From November 6-18, the world’s focus will be on the Red Sea city of Sharm el-Sheikh where the Government of the Arab Republic of Egypt is hosting the 27th Conference of the Parties to the UN Framework Convention on Climate Change – also known as COP27.

This conference comes at a crucial point in humanity’s quest for transformative climate action consistent with the 2015 Paris Agreement and the latest climate science. It also comes at a pivotal moment for Culture. COPs are one of the most important venues for climate policy making, but there has always been a culture-sized hole in their agendas. Last year at COP26 in Glasgow, culture made strides in filling this gap. Sharm el-Sheikh presents an important opportunity to build on that work.

Climate Heritage Network members and partners have been working for almost a year on strategies to amplify arts, culture and heritage voices in and around COP27 — in Sharm el-Sheikh, across Egypt and the rest of the African continent, around the world, and online. Leadership has come from the CHN’s Culture at COP27 Working Group.

The Working Group’s aims are to:

•     Mainstream art, culture, and heritage perspectives into climate change policymaking.

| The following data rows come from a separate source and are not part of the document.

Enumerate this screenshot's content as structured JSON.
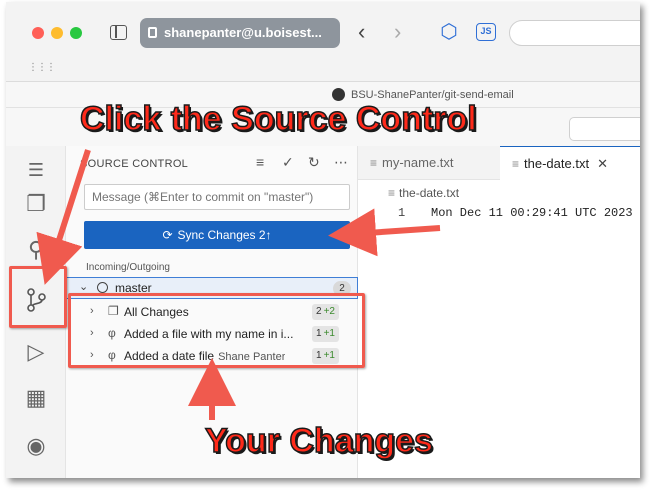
{
  "browser": {
    "address": "shanepanter@u.boisest...",
    "repo_title": "BSU-ShanePanter/git-send-email",
    "js_badge": "JS"
  },
  "scm": {
    "title": "SOURCE CONTROL",
    "message_placeholder": "Message (⌘Enter to commit on \"master\")",
    "sync_label": "Sync Changes 2↑",
    "section_header": "Incoming/Outgoing",
    "branch": {
      "name": "master",
      "count": "2"
    },
    "rows": [
      {
        "label": "All Changes",
        "author": "",
        "count": "2",
        "plus": "+2"
      },
      {
        "label": "Added a file with my name in i...",
        "author": "",
        "count": "1",
        "plus": "+1"
      },
      {
        "label": "Added a date file",
        "author": "Shane Panter",
        "count": "1",
        "plus": "+1"
      }
    ]
  },
  "editor": {
    "tabs": [
      {
        "label": "my-name.txt",
        "active": false
      },
      {
        "label": "the-date.txt",
        "active": true
      }
    ],
    "breadcrumb": "the-date.txt",
    "line_number": "1",
    "line_text": "Mon Dec 11 00:29:41 UTC 2023"
  },
  "annotations": {
    "top_callout": "Click the Source Control",
    "bottom_callout": "Your Changes",
    "accent_color": "#f05a4e"
  },
  "colors": {
    "sync_button": "#1a64c0",
    "branch_highlight": "#e8eff9"
  }
}
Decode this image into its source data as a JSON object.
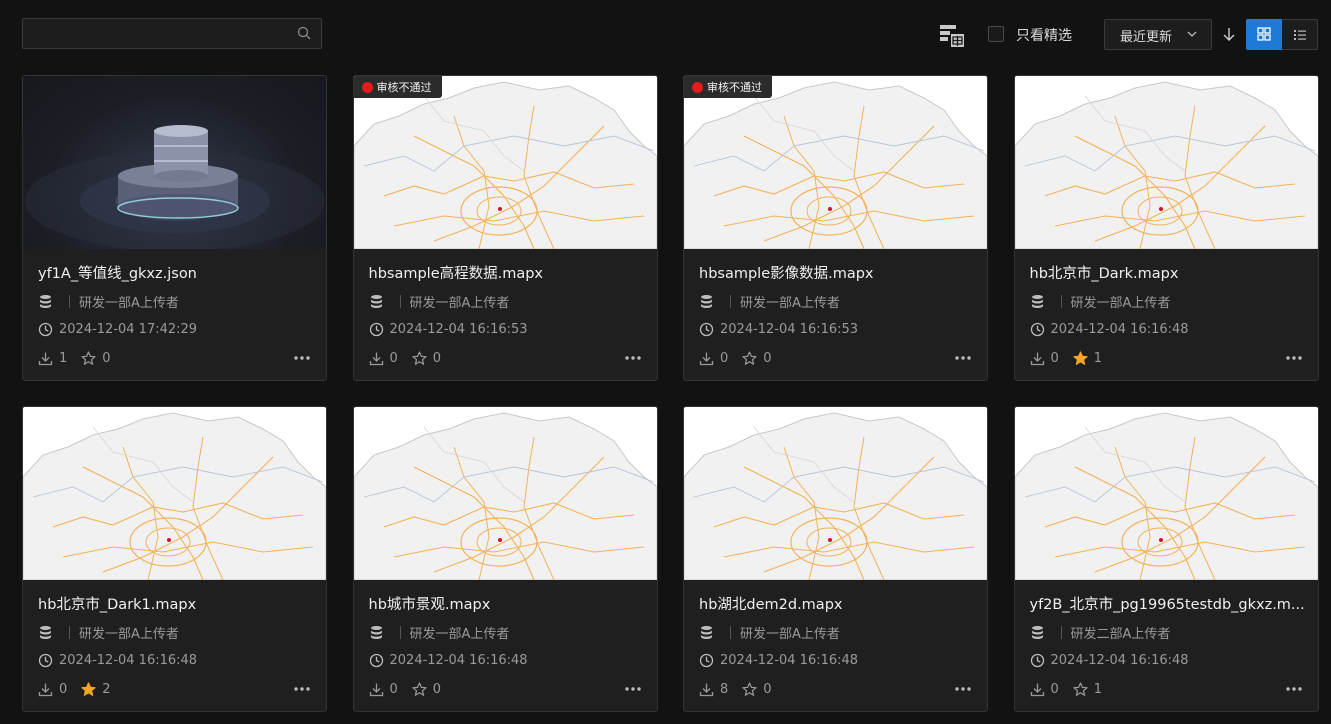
{
  "toolbar": {
    "search_placeholder": "",
    "featured_only_label": "只看精选",
    "sort_label": "最近更新",
    "apply_icon": "apply-icon",
    "accent_color": "#1e7ad6"
  },
  "cards": [
    {
      "title": "yf1A_等值线_gkxz.json",
      "owner": "研发一部A上传者",
      "date": "2024-12-04 17:42:29",
      "downloads": "1",
      "stars": "0",
      "starred": false,
      "badge": "",
      "thumb": "db"
    },
    {
      "title": "hbsample高程数据.mapx",
      "owner": "研发一部A上传者",
      "date": "2024-12-04 16:16:53",
      "downloads": "0",
      "stars": "0",
      "starred": false,
      "badge": "审核不通过",
      "thumb": "map"
    },
    {
      "title": "hbsample影像数据.mapx",
      "owner": "研发一部A上传者",
      "date": "2024-12-04 16:16:53",
      "downloads": "0",
      "stars": "0",
      "starred": false,
      "badge": "审核不通过",
      "thumb": "map"
    },
    {
      "title": "hb北京市_Dark.mapx",
      "owner": "研发一部A上传者",
      "date": "2024-12-04 16:16:48",
      "downloads": "0",
      "stars": "1",
      "starred": true,
      "badge": "",
      "thumb": "map"
    },
    {
      "title": "hb北京市_Dark1.mapx",
      "owner": "研发一部A上传者",
      "date": "2024-12-04 16:16:48",
      "downloads": "0",
      "stars": "2",
      "starred": true,
      "badge": "",
      "thumb": "map"
    },
    {
      "title": "hb城市景观.mapx",
      "owner": "研发一部A上传者",
      "date": "2024-12-04 16:16:48",
      "downloads": "0",
      "stars": "0",
      "starred": false,
      "badge": "",
      "thumb": "map"
    },
    {
      "title": "hb湖北dem2d.mapx",
      "owner": "研发一部A上传者",
      "date": "2024-12-04 16:16:48",
      "downloads": "8",
      "stars": "0",
      "starred": false,
      "badge": "",
      "thumb": "map"
    },
    {
      "title": "yf2B_北京市_pg19965testdb_gkxz.m...",
      "owner": "研发二部A上传者",
      "date": "2024-12-04 16:16:48",
      "downloads": "0",
      "stars": "1",
      "starred": false,
      "badge": "",
      "thumb": "map"
    }
  ]
}
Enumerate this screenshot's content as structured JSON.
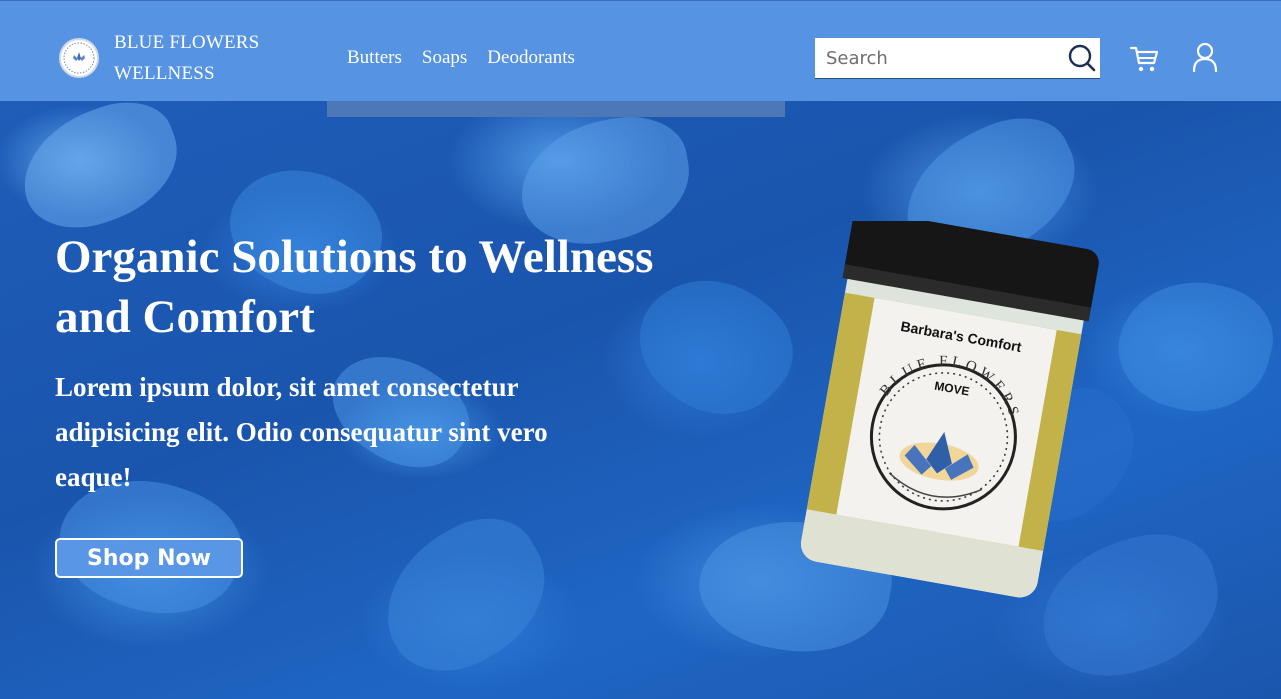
{
  "header": {
    "brand_line1": "BLUE FLOWERS",
    "brand_line2": "WELLNESS",
    "logo_icon": "lotus-logo-icon",
    "nav": [
      {
        "label": "Butters"
      },
      {
        "label": "Soaps"
      },
      {
        "label": "Deodorants"
      }
    ],
    "search": {
      "placeholder": "Search",
      "value": ""
    },
    "icons": {
      "search": "search-icon",
      "cart": "cart-icon",
      "account": "user-icon"
    },
    "colors": {
      "header_bg": "#5693e3",
      "accent": "#5a96e6"
    }
  },
  "hero": {
    "title": "Organic Solutions to Wellness and Comfort",
    "text": "Lorem ipsum dolor, sit amet consectetur adipisicing elit. Odio consequatur sint vero eaque!",
    "cta_label": "Shop Now",
    "product": {
      "label_top": "Barbara's Comfort",
      "label_arc": "BLUE FLOWERS",
      "label_sub": "MOVE"
    },
    "background": "blue-hydrangea-petals"
  }
}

•     Support climate action by cultural voices at all levels and in turn drive engagement by wider audiences and the public.

•     Build capacity within cultural actors for durable, ambitious climate action year-round.

•     Grow the Climate Heritage Network in order to develop more effective international culture-climate collaboration at COP28 in Abu Dhabi and beyond.

Current climate planning and policy is dangerously off course. Attention to the cultural dimensions of the climate crisis and the socio-cultural enabling conditions of transformative climate action is the corrective the world urgently needs. COP27 is an important venue to help make that happen – especially when diverse cultural actors lend their unique voices.